To bardzo ciekawe. Wychodzi na to, że jednak warto mieć pewien zapas (lepszą czyli większą aperturę) a nie na styk. Prawie dwa razy mniejszy detal niż warunki seeingowe pozwalają.
Czyli mit o zbędności w Polsce (zazwyczaj) średnicy soczewki czy lustra większej niż 150 mm jest mitem ku pocieszeniu skromniej zasobnych w kasę/lustro.
Ale prawda pewnie leży pośrodku.

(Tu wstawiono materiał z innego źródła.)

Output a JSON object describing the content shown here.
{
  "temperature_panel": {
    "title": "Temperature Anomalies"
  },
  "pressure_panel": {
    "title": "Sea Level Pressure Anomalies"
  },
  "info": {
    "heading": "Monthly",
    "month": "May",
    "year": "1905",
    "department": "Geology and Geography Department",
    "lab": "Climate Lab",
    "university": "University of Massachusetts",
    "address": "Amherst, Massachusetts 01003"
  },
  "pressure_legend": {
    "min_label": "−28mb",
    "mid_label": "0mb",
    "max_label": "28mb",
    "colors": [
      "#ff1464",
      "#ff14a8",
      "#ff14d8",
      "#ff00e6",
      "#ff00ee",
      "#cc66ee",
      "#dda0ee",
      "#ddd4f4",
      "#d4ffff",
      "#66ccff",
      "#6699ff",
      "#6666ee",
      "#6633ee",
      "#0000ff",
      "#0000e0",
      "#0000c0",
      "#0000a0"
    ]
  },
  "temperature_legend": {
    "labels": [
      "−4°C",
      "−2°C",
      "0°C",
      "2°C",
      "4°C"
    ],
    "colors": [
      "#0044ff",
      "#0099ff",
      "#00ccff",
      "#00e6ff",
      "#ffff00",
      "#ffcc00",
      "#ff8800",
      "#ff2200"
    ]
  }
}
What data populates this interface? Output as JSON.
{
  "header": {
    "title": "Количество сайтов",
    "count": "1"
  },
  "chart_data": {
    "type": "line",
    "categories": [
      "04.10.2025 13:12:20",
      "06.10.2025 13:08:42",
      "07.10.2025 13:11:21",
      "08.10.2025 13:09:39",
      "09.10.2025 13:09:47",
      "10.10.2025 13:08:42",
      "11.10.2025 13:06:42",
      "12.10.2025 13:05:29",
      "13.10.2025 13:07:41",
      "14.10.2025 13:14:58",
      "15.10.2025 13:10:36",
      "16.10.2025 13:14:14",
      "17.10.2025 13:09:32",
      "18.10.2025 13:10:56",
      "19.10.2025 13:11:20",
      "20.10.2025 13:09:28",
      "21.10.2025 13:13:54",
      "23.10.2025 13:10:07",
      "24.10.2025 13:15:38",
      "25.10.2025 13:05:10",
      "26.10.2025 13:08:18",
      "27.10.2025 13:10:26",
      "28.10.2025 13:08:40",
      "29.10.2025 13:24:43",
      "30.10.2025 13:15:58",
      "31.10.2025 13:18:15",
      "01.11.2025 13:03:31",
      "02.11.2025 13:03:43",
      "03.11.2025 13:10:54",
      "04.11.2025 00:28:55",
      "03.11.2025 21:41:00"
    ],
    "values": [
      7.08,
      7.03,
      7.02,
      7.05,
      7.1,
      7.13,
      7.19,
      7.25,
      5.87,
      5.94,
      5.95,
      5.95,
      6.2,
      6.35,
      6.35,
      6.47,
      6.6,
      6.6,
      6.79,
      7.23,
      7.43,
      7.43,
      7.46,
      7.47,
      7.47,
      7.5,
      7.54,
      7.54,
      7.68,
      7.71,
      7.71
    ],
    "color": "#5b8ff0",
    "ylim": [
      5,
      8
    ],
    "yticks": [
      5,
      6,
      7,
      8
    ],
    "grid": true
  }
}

Masz 90 mm już nieźle, masz 150 mm jest dobrze. Masz kasę - kup większe!
Większy otwór wlotowy teleskopu mniej zaburza falę świetlną dlatego jest lepszy. Punkty obserwowanego obiektu (albo gwiazdy) dostają mniejsze "aureole" - prążki Airy'ego dookoła.
Ale jak seeing zamienia punkt w placek 2 sekundy to najlepszy (czytaj największy) teleskop tej plamy już nie ściśnie z powrotem
Światło jest nie tylko kwantami, także falą - obie interpretacje działają w mechanice kwantowej - niestety dla nas.
Tak czy owak solidny plan minimum to jest to:
http://www.astrokrak.pl/418-teleskop-sy ... 1200-.htmlZdolność rozdzielcza teleskopu to najmniejszy kąt pod jakim jeszcze możemy nim zobaczyć detal inny od sąsiedniego.
Im mniejsza tym lepiej. W sekundach kątowych to jest około:
140/średnica[w mm].
Dla lustra 150 mm mamy zatem 0.93 sekundy czyli prawie jedna sekunda.
Seeing 1.5 sekundowy jest nierewelacyjny ale niestety dość częsty, więc znacząco czulszy powyższy teleskop wychwyci z łatwością wszystko co udostępnia (rozmywając trochę) takie powietrze.